Scientists have found in a study that this diet improves cognitive health. According to the researchers, one of the reasons seems to be that this diet contains many unsaturated fats, legumes, protein, fiber and micronutrients such as thiamin, folic acid, magnesium, zinc, iron and potassium.

A combination of two diets

"MIND means Mediterranean-DASH intervention for neurodegenerative delay" (Murad explains Mediterranean-DASH intervention for neurodegenerative delay).

"It is a combination of two other healthy diets: the Mediterranean diet and the dietary approach to stop hypertension (DASH) and includes a variety of brain-friendly foods," said the expert. The DASH diet has been specially developed to prevent heart disease.

As Murad explains, Diet of the Mind uses leafy vegetables, berries, nuts, especially those with high content of omega-3 and fish.

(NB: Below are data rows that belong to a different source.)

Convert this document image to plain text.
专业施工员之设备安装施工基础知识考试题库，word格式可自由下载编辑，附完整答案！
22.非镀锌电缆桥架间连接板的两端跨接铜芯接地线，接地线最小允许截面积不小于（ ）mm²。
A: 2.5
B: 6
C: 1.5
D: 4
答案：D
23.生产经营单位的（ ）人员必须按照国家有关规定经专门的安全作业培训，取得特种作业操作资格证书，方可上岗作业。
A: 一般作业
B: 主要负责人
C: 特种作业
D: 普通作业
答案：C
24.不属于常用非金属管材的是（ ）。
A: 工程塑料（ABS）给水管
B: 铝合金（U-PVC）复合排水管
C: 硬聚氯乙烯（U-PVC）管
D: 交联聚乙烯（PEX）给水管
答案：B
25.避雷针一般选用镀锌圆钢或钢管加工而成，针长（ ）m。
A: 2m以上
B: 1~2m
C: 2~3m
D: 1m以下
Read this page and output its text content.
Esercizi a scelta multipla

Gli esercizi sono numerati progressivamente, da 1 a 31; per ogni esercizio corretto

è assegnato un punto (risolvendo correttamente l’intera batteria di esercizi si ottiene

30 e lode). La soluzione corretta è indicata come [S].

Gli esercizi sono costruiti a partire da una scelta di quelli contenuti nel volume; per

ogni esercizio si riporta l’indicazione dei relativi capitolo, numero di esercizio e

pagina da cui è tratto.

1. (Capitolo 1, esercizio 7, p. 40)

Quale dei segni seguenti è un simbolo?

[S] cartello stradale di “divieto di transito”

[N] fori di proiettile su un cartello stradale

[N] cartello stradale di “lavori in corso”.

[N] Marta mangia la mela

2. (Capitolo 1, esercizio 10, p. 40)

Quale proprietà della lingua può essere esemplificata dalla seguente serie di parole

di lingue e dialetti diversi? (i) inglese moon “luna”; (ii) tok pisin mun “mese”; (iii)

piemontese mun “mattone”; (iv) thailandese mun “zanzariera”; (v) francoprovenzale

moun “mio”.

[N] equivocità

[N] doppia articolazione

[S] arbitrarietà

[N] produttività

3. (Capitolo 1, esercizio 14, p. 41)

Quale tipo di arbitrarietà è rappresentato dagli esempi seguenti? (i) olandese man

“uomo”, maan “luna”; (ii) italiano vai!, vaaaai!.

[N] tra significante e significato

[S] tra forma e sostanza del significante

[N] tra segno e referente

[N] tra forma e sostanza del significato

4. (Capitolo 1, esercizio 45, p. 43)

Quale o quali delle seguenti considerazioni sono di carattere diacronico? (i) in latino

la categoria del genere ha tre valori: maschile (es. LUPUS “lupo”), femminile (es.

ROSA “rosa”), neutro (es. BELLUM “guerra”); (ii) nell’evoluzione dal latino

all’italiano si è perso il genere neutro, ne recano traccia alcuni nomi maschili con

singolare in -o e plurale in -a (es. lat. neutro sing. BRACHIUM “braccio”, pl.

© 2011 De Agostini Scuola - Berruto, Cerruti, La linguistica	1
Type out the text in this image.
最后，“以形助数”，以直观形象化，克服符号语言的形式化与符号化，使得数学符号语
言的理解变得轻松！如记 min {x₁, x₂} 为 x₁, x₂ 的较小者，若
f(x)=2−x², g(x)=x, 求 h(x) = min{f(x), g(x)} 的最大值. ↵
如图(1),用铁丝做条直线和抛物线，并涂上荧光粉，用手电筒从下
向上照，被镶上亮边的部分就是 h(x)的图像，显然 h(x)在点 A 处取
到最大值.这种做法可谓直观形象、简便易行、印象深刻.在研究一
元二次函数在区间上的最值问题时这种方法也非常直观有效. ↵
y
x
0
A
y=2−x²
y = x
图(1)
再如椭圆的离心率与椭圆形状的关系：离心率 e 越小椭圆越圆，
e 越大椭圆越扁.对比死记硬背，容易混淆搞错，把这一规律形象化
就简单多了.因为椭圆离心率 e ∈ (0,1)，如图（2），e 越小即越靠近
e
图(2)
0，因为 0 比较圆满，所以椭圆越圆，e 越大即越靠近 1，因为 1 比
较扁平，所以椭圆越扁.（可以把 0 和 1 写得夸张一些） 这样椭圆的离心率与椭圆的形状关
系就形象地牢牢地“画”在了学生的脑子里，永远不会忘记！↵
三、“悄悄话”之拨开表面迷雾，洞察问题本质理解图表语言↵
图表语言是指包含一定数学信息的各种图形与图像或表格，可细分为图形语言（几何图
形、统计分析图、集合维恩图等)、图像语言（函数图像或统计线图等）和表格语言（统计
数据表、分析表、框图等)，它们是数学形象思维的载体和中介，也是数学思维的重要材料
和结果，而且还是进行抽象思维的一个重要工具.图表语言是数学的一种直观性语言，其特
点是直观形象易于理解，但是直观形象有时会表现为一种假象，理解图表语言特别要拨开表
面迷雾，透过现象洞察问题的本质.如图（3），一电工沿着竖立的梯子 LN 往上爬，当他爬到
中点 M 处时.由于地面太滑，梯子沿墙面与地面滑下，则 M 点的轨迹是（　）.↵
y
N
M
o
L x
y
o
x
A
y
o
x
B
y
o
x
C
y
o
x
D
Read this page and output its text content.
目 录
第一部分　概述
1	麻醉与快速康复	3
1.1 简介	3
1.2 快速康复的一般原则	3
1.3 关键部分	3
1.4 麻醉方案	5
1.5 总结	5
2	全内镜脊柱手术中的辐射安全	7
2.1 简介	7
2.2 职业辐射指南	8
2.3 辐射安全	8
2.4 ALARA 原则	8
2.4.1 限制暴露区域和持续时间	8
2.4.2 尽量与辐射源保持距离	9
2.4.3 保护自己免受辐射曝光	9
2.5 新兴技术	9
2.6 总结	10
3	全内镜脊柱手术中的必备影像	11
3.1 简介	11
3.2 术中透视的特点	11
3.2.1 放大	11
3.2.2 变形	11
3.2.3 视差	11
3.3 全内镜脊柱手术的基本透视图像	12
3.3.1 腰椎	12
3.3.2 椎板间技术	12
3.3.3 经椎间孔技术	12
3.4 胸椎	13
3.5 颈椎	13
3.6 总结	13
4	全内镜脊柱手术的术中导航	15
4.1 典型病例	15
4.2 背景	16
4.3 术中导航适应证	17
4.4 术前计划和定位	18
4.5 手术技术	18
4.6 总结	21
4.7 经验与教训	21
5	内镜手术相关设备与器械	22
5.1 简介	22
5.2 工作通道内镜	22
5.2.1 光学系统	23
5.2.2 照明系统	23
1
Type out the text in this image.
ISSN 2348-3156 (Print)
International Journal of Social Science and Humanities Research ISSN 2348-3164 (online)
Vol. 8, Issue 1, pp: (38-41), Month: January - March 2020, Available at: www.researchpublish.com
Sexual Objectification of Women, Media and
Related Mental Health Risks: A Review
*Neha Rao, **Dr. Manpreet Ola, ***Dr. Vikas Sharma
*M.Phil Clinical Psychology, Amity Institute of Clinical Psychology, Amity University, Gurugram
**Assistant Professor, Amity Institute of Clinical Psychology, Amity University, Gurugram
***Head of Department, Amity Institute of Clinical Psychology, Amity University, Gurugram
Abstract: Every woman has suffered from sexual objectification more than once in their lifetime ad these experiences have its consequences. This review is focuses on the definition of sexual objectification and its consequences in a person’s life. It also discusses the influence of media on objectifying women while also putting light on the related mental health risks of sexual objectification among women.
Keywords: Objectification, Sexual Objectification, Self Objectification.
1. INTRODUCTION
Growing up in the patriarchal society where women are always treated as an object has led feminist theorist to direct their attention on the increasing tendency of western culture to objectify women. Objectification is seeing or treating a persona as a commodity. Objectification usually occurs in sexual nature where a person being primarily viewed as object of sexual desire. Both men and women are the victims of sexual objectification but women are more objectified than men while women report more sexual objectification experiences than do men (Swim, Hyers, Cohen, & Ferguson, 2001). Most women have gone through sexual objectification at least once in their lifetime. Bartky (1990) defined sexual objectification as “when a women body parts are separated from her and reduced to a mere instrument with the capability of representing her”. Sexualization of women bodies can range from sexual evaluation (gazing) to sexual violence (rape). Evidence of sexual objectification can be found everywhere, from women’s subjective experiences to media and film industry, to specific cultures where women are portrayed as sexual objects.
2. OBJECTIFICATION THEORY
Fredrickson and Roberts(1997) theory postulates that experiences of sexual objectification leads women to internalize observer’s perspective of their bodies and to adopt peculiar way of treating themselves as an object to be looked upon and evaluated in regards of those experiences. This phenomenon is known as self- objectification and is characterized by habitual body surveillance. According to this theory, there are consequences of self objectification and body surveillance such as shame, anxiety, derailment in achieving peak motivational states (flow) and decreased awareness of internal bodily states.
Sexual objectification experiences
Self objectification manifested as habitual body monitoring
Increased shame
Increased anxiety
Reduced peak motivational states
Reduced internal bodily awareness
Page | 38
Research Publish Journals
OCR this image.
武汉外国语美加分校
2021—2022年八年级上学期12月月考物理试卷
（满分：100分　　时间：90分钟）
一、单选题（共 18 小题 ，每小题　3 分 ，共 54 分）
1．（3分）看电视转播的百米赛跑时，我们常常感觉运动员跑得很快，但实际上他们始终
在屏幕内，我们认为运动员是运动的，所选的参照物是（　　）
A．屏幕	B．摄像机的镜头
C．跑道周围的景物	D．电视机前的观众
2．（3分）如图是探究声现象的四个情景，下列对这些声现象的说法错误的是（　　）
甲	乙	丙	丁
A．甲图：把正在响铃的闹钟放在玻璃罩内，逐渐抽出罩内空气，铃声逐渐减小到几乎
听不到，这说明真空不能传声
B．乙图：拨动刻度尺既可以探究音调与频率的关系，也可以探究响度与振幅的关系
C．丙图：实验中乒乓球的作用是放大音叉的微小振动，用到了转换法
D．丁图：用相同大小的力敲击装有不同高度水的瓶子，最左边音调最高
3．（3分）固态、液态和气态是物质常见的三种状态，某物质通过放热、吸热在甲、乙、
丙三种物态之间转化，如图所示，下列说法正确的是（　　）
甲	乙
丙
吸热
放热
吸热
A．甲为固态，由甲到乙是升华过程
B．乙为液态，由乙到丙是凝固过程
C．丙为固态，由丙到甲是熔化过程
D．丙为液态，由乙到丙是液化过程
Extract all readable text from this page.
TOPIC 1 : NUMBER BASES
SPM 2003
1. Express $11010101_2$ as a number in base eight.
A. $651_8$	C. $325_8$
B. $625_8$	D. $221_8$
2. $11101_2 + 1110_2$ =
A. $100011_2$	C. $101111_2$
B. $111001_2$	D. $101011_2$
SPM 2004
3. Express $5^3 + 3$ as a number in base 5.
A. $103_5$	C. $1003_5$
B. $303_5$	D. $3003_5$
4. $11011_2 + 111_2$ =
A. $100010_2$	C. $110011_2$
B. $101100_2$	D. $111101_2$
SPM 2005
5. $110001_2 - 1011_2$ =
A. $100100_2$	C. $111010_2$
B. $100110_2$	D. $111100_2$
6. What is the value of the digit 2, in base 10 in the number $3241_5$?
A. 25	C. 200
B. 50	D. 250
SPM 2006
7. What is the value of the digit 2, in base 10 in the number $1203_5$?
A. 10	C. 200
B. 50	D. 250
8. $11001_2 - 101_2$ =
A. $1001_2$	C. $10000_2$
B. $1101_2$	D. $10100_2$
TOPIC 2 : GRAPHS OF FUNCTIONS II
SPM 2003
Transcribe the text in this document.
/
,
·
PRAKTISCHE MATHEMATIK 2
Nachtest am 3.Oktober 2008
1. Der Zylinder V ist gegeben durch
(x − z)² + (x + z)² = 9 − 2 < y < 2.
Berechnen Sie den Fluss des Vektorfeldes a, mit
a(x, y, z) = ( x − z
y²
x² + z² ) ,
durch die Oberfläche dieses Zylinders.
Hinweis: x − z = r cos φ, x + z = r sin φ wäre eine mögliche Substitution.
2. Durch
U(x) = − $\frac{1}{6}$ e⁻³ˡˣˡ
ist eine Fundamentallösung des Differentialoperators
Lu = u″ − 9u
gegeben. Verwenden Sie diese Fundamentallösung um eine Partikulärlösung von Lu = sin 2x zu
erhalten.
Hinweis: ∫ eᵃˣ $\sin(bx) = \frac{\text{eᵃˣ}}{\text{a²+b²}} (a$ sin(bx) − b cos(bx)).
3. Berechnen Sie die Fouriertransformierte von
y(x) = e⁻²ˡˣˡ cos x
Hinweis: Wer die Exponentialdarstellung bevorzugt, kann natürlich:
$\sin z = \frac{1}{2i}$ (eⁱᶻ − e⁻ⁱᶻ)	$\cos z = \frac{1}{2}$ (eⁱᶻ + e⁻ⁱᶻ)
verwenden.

According to the dietitian, this diet is rich in nutrients and is not difficult to follow. Foods to avoid or limit are butter, cheese, red meat, and sweets. (Ad)

sources:

  • Mayo Clinic: Mayo Clinic Minute: Can the MIND diet improve brain health? (Available on 18/11/2019), Mayo Clinic
  • Neurology: nutritional patterns in early life bring dividends for cognitive function in middle age (available: November 18, 2019)

Important Note:
This article contains general information only and should not be used for self-diagnosis or treatment. It cannot replace a doctor's visit.